Repository files navigation

Mathosphere

About

Mathosphere consists of the following components:

  • A baseX ad hock formula search system
  • A flink batch processing system
  • A rest interface

The baseX backend manages the data used for ad hoc retrieval for MathSearch on Wikipedia or DRMF. The rest interface provides an interface for ad hoc retrieval. The MediaWiki MathSearch extension serves as a frontend. The flink batch processing component is used for long running data analysis and batch queries.

Releases and old versions

Currently, there is no Mathosphere release available. Version 3.0.0 is the first version that is going to be released to the public MavenCentral

However, the MathML query generator is available from maven central MavenCentral Note we are using a development version of MathML query generator for this project, under a submodule.

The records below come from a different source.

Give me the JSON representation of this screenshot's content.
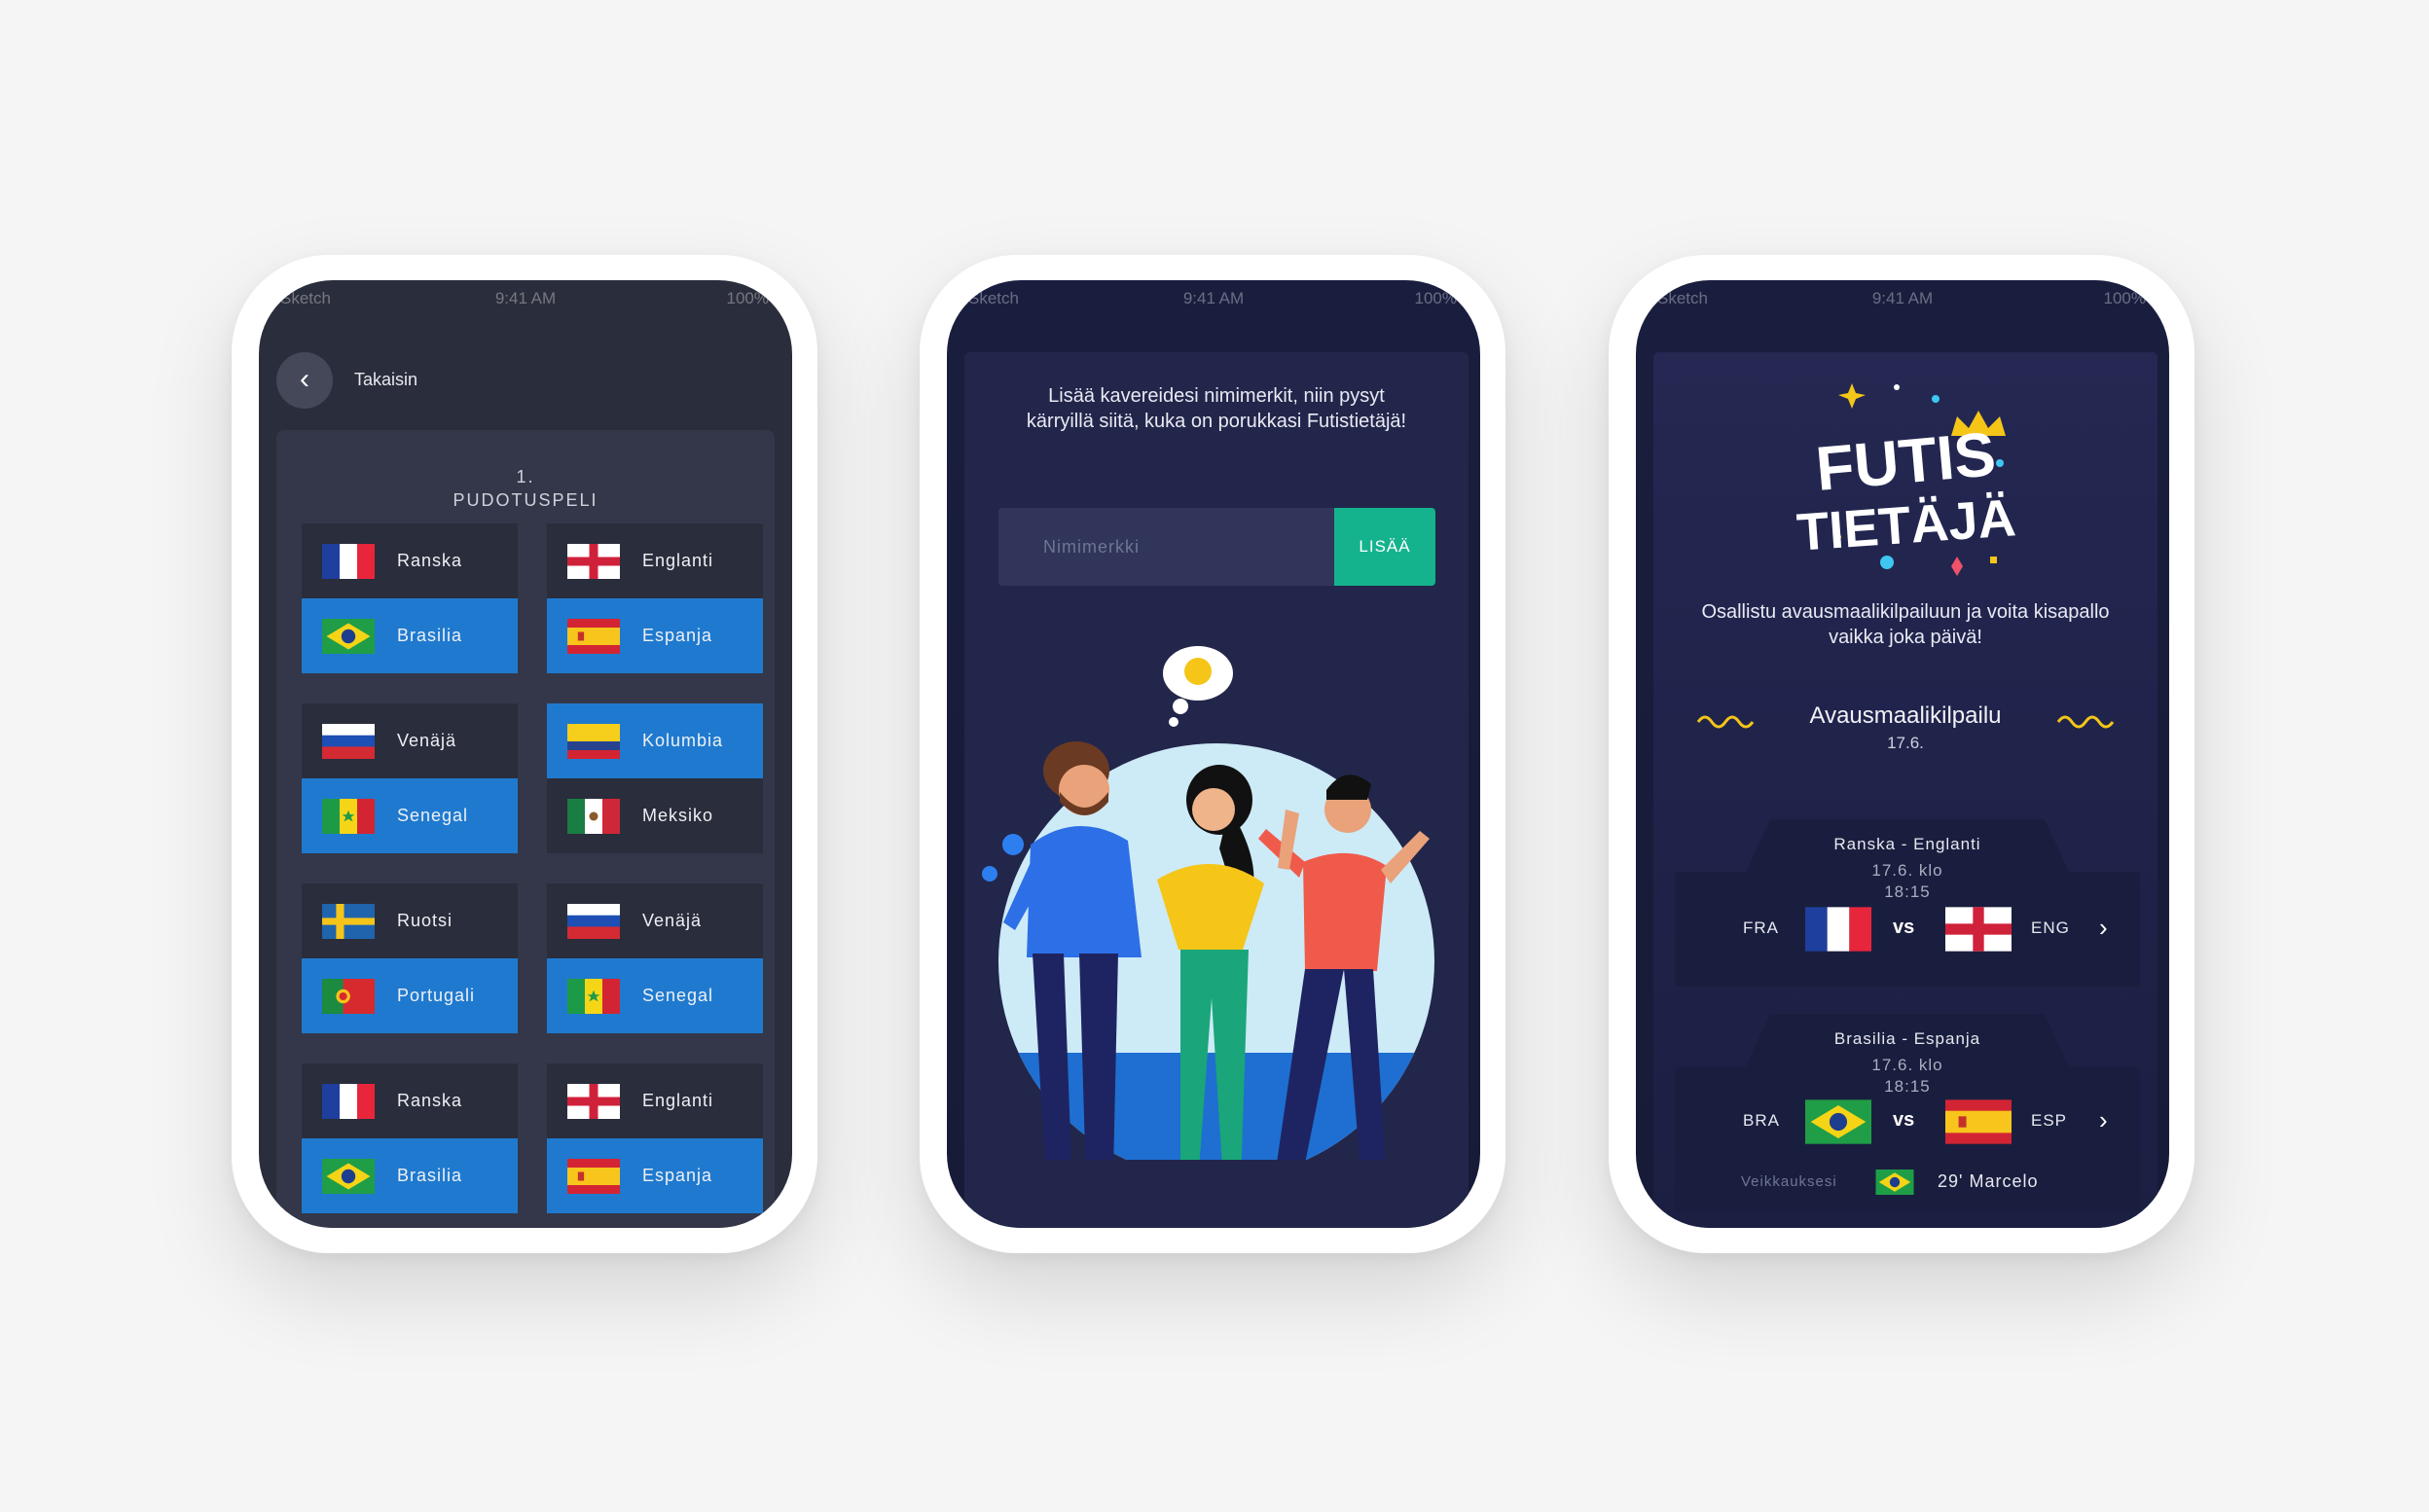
{
  "status_bar": {
    "carrier": "Sketch",
    "time": "9:41 AM",
    "battery": "100%"
  },
  "screen1": {
    "back_label": "Takaisin",
    "round_number": "1.",
    "round_title": "PUDOTUSPELI",
    "matches": [
      {
        "home": "Ranska",
        "away": "Brasilia"
      },
      {
        "home": "Englanti",
        "away": "Espanja"
      },
      {
        "home": "Venäjä",
        "away": "Senegal"
      },
      {
        "home": "Kolumbia",
        "away": "Meksiko"
      },
      {
        "home": "Ruotsi",
        "away": "Portugali"
      },
      {
        "home": "Venäjä",
        "away": "Senegal"
      },
      {
        "home": "Ranska",
        "away": "Brasilia"
      },
      {
        "home": "Englanti",
        "away": "Espanja"
      }
    ]
  },
  "screen2": {
    "intro_text": "Lisää kavereidesi nimimerkit, niin pysyt kärryillä siitä, kuka on porukkasi Futistietäjä!",
    "nickname_placeholder": "Nimimerkki",
    "add_button": "LISÄÄ"
  },
  "screen3": {
    "logo_line1": "FUTIS",
    "logo_line2": "TIETÄJÄ",
    "tagline": "Osallistu avausmaalikilpailuun ja voita kisapallo vaikka joka päivä!",
    "competition_title": "Avausmaalikilpailu",
    "competition_date": "17.6.",
    "matches": [
      {
        "title": "Ranska - Englanti",
        "date": "17.6. klo",
        "time": "18:15",
        "home_code": "FRA",
        "away_code": "ENG",
        "vs": "vs"
      },
      {
        "title": "Brasilia - Espanja",
        "date": "17.6. klo",
        "time": "18:15",
        "home_code": "BRA",
        "away_code": "ESP",
        "vs": "vs",
        "guess_label": "Veikkauksesi",
        "guess_value": "29' Marcelo"
      }
    ]
  },
  "colors": {
    "accent_blue": "#1f7acf",
    "accent_green": "#14b38e",
    "dark_bg": "#2a2d3b",
    "navy_bg": "#1a1e3e"
  }
}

Version 1.0.0-SNAPSHOT is tightly coupled to Stratosphere 0.2.x and was focused on batch formula search. The code is available from (TU-Berlin/mathosphere-history). The research prototype was build explicitly for the NTCIR-10. We demonstrate the principle of separating the challenges of handing huge dadaists from principal question in MIR. See our Querying large Collections of Mathematical Publications paper.

Version 2.0.0-SNAPSHOT is based on Apache Flink. This research prototype analysing fundamental factors of formula similarity is build for the NTCIR-11 conference. See our paper

We are using the NTCIR-11 Wikipedia dataset (specifically the augmentedWikiDump.xml from this host) for as additional training dataset.

Checkout

  • if tests fail on windows make sure to checkout the files with unix-style line endings. This is most easily done by git config --global core.autocrlf false

  • in the git for windows installation process this would be the option #2 Checkout as-is, commit Unix-style line endings Git will not perform any conversion when checking out text files.

Master branch tests

Build Status Coverage Status Known Vulnerabilities

Checkout

if test fail on windows make sure to checkout the files with unix-style line endings. This is most easily done by git config --global core.autocrlf false

(In the git for windows installation process this would be the option #2 Checkout as-is, commit Unix-style line endings Git will not perform any conversion when checking out text files.)

Building this project

Run the following to initialize submodules after cloning this project:

git submodule init
git submodule update

Run the following to pull latest changes from each submodules' repo

git submodule update --remote --merge

Troubleshooting

If test fail due to encoding problems in windows, set the environment variable

JAVA_TOOL_OPTIONS = -Dfile.encoding=UTF8

as suggested on stackoverflow.